Suivez la règle des Jeux

Depuis la mi-mars, nous sommes entrés dans les cinq cents derniers jours nous séparant de la cérémonie d’ouverture des XXXIIes Jeux Olympiques modernes à Tokyo. Une période qui peut sembler longue à première vue, mais qui promet de filer à toute allure pour les athlètes lorgnant les sélections olympiques. Rien qu’en judo, ils sont actuellement plus de 4500 répertoriés dans les classements mondiaux, pour seulement 386 tickets en jeu. Mode d’emploi.

Débutée officiellement le 25 mai 2018, la course aux points pour Tokyo se terminera le 24 mai 2020, à deux mois tout juste du coup d’envoi des Jeux olympiques. La première année de qualification s’arrête ainsi le 24 mai prochain, date à laquelle les six meilleurs résultats de l’année écoulée seront retenus. Les points accumulés sont alors comptabilisés à 50%. Par exemple, la cinquième place de Faiza Mokdar lors du dernier Grand Prix de Géorgie, lui a valu 252 points au classement mondial, mais seulement 126 points pour le classement olympique. Pour la deuxième année de qualification, soit du 25 mai 2019 au 24 mai 2020, les points obtenus sur les six meilleurs résultats seront en revanche comptabilisés à 100%.

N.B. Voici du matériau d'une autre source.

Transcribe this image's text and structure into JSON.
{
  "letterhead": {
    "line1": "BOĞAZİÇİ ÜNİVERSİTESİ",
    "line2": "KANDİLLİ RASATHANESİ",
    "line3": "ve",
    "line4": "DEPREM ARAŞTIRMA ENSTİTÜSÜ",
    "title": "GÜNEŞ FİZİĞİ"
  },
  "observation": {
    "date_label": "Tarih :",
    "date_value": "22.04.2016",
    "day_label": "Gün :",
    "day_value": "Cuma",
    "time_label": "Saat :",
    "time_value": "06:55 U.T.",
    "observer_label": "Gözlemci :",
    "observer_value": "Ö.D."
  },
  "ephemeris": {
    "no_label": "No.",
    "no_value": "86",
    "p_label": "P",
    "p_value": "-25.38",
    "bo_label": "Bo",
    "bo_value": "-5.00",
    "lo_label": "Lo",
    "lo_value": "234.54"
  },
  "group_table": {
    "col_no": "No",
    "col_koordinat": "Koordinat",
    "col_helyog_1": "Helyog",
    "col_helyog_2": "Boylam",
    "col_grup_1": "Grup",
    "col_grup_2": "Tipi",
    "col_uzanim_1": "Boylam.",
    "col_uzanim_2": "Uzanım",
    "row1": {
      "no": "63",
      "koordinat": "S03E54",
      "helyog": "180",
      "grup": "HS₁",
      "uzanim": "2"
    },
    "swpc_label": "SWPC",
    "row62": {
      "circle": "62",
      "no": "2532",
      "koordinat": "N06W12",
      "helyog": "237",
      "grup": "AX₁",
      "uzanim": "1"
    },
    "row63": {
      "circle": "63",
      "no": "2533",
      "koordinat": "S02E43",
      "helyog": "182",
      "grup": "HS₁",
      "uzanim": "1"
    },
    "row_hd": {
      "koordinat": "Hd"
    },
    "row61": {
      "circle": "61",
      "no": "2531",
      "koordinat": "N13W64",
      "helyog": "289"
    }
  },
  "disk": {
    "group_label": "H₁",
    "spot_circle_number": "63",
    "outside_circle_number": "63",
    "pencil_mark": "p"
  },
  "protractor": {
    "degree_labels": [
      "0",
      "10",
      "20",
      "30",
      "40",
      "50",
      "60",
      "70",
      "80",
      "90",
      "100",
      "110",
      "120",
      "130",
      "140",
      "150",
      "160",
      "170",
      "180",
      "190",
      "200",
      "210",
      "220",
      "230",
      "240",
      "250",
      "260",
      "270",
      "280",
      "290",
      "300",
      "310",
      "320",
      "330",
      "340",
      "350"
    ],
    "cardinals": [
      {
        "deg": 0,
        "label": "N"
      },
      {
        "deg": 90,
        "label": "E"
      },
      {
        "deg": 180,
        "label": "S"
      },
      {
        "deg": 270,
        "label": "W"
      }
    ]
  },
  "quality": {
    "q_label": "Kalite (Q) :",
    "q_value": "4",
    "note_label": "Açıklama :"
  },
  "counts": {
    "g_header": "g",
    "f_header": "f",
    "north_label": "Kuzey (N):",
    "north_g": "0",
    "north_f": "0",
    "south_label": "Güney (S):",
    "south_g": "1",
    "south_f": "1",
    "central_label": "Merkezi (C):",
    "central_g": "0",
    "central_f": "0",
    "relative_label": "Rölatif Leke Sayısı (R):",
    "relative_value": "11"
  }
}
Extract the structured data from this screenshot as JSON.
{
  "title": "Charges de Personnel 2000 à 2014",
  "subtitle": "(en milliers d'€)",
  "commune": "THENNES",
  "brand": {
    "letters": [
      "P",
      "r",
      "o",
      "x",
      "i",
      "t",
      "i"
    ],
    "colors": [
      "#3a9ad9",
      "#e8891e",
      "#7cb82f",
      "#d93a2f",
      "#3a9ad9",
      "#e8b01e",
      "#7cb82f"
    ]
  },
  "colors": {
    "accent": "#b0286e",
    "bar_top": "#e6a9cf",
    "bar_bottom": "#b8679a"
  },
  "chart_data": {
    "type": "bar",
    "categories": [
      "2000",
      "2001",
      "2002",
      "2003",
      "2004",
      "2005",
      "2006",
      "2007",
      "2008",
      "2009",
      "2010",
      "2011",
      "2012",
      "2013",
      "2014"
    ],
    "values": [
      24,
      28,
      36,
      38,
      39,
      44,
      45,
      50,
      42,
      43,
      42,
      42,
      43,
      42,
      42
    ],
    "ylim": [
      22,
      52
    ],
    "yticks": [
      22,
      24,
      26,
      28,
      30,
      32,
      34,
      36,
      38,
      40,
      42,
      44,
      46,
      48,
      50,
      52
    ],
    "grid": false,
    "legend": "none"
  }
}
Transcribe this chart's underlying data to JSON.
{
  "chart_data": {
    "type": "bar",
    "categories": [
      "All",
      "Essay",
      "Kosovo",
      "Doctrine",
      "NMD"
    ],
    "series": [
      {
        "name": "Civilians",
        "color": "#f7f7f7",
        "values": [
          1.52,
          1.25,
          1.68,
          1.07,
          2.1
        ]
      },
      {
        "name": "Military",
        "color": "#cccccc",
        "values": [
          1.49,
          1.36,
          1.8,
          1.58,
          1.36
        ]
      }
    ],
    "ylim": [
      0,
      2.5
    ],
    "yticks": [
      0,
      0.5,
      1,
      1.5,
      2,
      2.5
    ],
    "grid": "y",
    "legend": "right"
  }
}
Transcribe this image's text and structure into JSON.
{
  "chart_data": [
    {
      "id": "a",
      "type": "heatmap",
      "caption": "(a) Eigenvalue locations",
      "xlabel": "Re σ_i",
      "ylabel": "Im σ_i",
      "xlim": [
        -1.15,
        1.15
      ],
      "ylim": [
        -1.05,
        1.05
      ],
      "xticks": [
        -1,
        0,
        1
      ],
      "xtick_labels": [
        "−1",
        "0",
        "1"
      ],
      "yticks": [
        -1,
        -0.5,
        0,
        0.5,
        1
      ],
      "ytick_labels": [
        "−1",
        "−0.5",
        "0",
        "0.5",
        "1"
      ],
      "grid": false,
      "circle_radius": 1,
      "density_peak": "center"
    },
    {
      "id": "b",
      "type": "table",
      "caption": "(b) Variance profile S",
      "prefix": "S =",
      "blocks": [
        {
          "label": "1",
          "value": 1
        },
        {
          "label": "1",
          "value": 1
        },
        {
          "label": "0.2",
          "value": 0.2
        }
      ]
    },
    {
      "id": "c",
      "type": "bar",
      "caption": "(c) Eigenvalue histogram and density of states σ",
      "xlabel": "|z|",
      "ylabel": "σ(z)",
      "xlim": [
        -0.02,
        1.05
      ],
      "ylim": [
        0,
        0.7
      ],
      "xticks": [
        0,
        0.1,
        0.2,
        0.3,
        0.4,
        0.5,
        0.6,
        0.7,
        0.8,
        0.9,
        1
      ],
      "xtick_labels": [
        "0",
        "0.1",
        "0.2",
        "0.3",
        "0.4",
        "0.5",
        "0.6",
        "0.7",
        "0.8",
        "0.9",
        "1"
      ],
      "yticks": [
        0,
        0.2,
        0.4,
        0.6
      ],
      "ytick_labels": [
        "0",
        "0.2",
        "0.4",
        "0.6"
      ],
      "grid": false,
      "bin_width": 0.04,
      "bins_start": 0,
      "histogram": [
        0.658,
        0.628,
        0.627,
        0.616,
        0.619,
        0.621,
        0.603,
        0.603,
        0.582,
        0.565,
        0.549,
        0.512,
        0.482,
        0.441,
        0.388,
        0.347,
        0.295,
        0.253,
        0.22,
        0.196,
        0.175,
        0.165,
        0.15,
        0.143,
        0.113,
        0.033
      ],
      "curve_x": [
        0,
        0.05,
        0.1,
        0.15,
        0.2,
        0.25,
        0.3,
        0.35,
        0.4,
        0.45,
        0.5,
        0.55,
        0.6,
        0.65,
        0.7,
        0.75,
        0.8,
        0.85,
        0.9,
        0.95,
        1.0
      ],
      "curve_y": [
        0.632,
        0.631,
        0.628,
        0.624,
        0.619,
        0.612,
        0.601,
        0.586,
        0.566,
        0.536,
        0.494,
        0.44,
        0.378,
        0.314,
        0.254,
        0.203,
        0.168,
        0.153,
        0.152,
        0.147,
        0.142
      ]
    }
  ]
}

À l’issue de cette période, les dix-huit premiers judokas de chaque catégorie seront directement qualifiés, à raison d’un représentant par nation. Ce qui donnera 252 premiers noms, auxquels s’ajouteront les quatorze Japonais qualifiés d’office en tant que combattants du pays organisateur, vingt « invités » au nom de l’universalité des Jeux – des athlètes venant de petits pays non représentés – et cent qualifiés par le biais des quotas continentaux. Vingt-cinq sont attribués à L’Europe (treize masculins, douze féminines), vingt-quatre (douze et douze) à l’Afrique, vingt (dix et dix) à l’Asie, dix (cinq et cinq) à l’Océanie, vingt et un (dix masculins et onze féminines) aux Amériques. Chaque pays ne pourra qualifier qu’un athlète via ce quota continental. À noter que l’édition nippone accueillera autant d’athlètes féminines que de masculins.

Au 8 avril 2019, la Parisienne Faiza Mokdar (photo) pointe au 31e rang du classement olympique des -52kg, avec ses 424 points accumulés depuis sa cinquième place au mondiaux juniors en octobre dernier. Si les Françaises Amandine Buchard-Nordmeyer (1re avec 1975 points) et Astride Gneto (15e avec 886 points) la devancent, la jeune combattante du PSG Judo demeure potentiellement qualifiable.